Kansas’ right-wing legislators want to restrict certain groups from equal participation in the political process. I teach about science, not civics; but I know the United States Constitution has a word or two about this.
The freedoms protected under the First Amendment – of speech, the press, to peaceably assemble, and to petition the government for a redress of grievances – do not come with a footnote disqualifying public-sector employees. The Fourteenth Amendment, likewise, does not exclude public-sector workers from equal protection of the laws. In fact, it expressly forbids states from passing laws which abridge the rights of any U.S. citizens.
Whether ignorant or indifferent, the majority currently elected to the Kansas Legislature won’t allow pesky constitutional laws to impede their agenda. These legislative attacks, not at all unique to Kansas, are such blatant violations of constitutional rights that a multi-million dollar misinformation campaign must coincide with the legislators’ scheme.
These people strive to create an “of the people, for the people” illusion to obscure what they’re really doing. The organizational name “Crossroads Grassroots Policy Strategies” is part of that illusion. With “Grassroots” in the name, it has to be about ordinary folks, right? Wrong.
Crossroads is a creation of Republican political operatives Karl Rove and Edward Gillespie. Crossroads uses millions of dollars in corporate donations to influence elections and promote anti-union, anti-middle class legislation. Their ad attacking NEA is but one example.
By design, Crossroads ads avoid endorsing specific candidates, thereby avoiding accountability to the Federal Elections Commission. By extension, they avoid accountability to the public. In short, they can pretend to be a grassroots organization of working-class taxpayers; and have no obligation to reveal their true identity or agenda.
What can we do?
We can speak the only language our attackers seem to understand: money. It is OUR money, after all, and we can use it as we please. A small group of firefighters in Wisconsin recently demonstrated this power by withdrawing their money from a bank that financed Scott Walker’s campaign. Cleaned out, the bank closed for the day.

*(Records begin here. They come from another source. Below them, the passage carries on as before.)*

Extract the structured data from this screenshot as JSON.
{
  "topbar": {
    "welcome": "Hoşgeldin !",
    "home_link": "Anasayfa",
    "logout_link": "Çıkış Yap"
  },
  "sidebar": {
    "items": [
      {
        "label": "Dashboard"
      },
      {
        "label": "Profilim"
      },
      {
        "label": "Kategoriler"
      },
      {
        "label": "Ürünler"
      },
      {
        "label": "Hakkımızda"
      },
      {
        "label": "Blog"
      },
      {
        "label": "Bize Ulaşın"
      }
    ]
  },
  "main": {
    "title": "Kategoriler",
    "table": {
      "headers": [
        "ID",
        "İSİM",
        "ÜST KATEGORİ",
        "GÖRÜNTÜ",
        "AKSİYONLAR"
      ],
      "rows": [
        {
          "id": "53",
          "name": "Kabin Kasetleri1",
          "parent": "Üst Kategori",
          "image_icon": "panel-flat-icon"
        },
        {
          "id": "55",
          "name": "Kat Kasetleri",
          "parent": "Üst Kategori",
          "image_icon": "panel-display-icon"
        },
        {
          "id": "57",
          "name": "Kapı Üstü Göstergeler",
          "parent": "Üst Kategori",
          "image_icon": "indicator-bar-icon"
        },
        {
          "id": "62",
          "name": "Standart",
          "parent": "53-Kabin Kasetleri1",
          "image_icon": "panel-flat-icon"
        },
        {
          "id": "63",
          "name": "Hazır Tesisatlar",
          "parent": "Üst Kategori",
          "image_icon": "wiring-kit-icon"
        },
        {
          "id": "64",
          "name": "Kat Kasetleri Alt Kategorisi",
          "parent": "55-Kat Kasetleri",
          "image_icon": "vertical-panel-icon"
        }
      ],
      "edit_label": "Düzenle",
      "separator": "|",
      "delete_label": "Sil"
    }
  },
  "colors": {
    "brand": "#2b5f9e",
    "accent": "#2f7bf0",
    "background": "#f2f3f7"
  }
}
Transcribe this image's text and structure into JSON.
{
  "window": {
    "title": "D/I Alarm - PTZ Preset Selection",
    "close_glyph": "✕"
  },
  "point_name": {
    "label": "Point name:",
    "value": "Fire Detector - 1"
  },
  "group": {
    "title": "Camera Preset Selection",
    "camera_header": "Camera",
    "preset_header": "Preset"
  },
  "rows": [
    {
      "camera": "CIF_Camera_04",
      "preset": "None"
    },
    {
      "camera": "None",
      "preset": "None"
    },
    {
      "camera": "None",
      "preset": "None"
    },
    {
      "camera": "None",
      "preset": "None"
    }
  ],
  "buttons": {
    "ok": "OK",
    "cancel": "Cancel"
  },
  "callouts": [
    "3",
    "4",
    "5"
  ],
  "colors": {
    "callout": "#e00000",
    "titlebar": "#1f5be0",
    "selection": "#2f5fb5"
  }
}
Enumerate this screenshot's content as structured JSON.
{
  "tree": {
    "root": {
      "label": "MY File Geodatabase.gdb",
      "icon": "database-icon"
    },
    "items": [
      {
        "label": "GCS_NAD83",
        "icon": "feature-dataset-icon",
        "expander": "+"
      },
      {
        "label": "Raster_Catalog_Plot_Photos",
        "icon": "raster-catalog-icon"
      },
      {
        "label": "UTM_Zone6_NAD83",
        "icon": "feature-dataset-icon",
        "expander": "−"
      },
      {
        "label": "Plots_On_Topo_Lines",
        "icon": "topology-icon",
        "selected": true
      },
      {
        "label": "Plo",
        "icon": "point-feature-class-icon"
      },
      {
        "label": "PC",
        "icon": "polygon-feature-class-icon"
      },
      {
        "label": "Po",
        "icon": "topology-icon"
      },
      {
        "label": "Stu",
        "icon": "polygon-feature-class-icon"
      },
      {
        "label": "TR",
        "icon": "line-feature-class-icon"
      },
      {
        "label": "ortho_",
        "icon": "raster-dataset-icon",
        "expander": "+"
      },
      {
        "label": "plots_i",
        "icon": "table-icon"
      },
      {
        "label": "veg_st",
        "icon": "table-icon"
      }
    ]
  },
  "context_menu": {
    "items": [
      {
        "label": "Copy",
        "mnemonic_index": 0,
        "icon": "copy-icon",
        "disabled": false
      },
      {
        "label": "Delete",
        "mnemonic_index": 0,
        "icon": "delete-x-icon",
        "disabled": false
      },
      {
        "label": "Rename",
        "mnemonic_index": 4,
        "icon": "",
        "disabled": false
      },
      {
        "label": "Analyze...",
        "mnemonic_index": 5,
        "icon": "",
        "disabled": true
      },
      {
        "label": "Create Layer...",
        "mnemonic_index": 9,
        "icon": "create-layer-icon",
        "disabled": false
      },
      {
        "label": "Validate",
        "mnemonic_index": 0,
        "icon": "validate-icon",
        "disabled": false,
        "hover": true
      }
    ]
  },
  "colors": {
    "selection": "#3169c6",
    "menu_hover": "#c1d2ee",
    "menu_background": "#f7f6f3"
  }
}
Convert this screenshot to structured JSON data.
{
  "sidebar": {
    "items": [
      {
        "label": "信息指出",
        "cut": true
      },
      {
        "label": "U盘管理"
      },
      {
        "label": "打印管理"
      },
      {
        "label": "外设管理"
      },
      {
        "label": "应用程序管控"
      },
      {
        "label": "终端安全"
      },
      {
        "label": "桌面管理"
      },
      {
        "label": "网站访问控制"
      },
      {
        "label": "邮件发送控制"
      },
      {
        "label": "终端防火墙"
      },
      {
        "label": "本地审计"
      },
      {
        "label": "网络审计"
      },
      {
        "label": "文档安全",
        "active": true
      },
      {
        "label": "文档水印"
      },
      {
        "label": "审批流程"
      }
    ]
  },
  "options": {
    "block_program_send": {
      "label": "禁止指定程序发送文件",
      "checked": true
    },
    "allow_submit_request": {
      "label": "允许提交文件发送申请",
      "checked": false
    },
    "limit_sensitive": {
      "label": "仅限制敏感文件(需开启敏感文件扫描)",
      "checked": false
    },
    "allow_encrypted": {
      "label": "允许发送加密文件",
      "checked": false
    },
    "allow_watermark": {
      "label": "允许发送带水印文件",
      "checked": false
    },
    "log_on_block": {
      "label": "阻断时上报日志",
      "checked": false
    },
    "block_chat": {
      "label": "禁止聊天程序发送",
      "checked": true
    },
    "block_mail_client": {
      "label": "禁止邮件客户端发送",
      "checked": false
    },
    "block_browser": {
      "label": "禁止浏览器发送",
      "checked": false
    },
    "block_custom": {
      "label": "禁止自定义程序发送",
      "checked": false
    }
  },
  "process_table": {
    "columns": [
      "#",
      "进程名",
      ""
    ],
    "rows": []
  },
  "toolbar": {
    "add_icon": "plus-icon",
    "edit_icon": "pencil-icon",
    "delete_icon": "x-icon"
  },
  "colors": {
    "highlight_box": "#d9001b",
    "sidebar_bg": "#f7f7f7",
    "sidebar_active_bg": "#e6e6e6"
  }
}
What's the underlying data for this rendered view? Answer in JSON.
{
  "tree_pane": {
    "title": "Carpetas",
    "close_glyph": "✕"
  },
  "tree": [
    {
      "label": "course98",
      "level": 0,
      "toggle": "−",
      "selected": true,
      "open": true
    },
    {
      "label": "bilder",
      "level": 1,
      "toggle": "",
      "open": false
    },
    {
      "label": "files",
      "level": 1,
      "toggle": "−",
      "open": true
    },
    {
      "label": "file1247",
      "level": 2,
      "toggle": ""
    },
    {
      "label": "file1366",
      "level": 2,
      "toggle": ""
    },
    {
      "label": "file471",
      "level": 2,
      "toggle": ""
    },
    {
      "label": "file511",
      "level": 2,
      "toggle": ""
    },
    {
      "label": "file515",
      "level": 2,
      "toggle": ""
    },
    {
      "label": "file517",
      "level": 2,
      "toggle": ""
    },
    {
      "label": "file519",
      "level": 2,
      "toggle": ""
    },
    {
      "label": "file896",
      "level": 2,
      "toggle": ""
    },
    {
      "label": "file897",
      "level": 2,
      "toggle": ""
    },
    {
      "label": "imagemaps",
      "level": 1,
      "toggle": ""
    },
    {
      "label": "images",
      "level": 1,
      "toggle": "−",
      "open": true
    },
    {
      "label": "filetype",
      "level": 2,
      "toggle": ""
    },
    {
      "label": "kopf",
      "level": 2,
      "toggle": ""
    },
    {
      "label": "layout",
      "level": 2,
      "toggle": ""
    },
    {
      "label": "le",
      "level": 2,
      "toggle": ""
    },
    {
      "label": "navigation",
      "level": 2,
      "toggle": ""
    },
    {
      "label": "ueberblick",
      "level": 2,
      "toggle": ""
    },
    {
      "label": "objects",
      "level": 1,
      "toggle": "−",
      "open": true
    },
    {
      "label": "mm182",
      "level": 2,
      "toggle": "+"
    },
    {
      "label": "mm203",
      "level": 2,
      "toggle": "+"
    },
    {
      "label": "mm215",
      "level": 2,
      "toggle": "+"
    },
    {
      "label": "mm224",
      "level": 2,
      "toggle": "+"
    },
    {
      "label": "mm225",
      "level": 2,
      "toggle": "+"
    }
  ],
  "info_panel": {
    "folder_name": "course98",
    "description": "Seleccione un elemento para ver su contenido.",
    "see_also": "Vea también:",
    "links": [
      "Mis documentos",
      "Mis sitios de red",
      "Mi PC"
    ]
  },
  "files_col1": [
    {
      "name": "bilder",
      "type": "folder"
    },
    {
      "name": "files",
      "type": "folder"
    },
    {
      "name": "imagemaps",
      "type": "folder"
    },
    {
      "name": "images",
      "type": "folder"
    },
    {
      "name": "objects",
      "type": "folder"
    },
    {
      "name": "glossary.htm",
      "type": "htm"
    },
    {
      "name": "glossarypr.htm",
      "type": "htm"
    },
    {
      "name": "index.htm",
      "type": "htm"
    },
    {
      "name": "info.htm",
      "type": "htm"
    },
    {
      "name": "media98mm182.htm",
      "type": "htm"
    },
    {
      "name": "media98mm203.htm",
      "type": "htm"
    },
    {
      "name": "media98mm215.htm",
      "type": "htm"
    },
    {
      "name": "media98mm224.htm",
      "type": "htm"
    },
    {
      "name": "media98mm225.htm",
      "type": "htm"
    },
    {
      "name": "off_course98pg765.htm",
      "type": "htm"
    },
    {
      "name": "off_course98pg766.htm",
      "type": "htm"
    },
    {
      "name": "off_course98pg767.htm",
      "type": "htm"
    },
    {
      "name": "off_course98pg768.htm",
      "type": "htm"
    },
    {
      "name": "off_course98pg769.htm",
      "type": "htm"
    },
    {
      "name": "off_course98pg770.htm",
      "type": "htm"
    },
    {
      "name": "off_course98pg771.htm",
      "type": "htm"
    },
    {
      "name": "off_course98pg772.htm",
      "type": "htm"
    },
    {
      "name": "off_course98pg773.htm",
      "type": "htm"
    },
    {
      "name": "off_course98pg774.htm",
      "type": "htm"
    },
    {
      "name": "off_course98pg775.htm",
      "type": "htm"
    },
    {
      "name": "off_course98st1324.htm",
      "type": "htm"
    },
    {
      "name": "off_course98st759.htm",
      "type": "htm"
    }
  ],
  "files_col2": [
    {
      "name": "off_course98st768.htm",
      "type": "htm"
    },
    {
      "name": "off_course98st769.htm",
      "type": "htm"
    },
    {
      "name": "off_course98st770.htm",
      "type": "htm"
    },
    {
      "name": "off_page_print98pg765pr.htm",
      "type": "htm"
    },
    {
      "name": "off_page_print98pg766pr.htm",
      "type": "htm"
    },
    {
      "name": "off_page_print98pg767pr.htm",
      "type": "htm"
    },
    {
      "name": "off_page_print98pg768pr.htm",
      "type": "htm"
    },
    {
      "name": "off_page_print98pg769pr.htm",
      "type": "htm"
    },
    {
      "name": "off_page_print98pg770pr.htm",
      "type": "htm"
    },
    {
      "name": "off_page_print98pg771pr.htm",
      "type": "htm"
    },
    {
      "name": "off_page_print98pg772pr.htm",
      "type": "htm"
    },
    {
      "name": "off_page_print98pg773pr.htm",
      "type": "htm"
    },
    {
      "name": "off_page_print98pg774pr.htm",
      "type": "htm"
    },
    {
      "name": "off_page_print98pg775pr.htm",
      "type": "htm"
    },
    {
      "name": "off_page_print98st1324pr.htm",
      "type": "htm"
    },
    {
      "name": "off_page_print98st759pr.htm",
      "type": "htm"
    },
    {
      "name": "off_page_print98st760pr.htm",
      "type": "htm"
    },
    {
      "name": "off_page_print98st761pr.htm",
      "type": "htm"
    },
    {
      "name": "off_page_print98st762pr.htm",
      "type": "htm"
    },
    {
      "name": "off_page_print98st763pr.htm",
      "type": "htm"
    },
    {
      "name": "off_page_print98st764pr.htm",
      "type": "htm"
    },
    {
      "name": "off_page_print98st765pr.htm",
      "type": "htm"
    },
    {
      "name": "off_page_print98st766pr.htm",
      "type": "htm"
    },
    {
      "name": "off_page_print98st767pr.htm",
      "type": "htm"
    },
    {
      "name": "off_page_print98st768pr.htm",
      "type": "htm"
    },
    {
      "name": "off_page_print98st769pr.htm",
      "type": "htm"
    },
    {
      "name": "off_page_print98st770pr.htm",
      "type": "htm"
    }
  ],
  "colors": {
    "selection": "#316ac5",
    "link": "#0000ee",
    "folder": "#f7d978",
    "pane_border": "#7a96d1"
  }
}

Like these firefighters, I will use MY money as I see fit. If politicians try to silence my political voice, I will speak that much louder to guarantee their efforts backfire. If Kansas law won’t let me contribute to my union PAC via payroll deduction; fine. Electronic funds transfer works just as well.
And because of these attacks, I’ve decided to double my annual donation to my union PAC. And for each Kansas legislator’s “yes” vote on “muzzle the unions” legislation I will add another dollar.
The right-wing billionaires club despises NEA and other unions because we impede their ability to funnel wealth upwards at the expense of 99% of the nation’s citizens. Acting on behalf of wealthiest 1%, they must lie to the remaining 99% and silence our dissent through statute. And they must seed infighting by convincing private-sector workers that public-sector workers are the ones taking their money.
We cannot allow them to succeed – there is too much at stake. As Bob Chanin so eloquently stated, and Crossroads so conspicuously ignored, these people despise NEA because “we continue to be effective advocates for public education, education employees, and human and civil rights.”
We advocate for public education, education employees, and human and civil rights because it’s the right thing to do. It’s MY money, and I can’t think of a better way to spend it.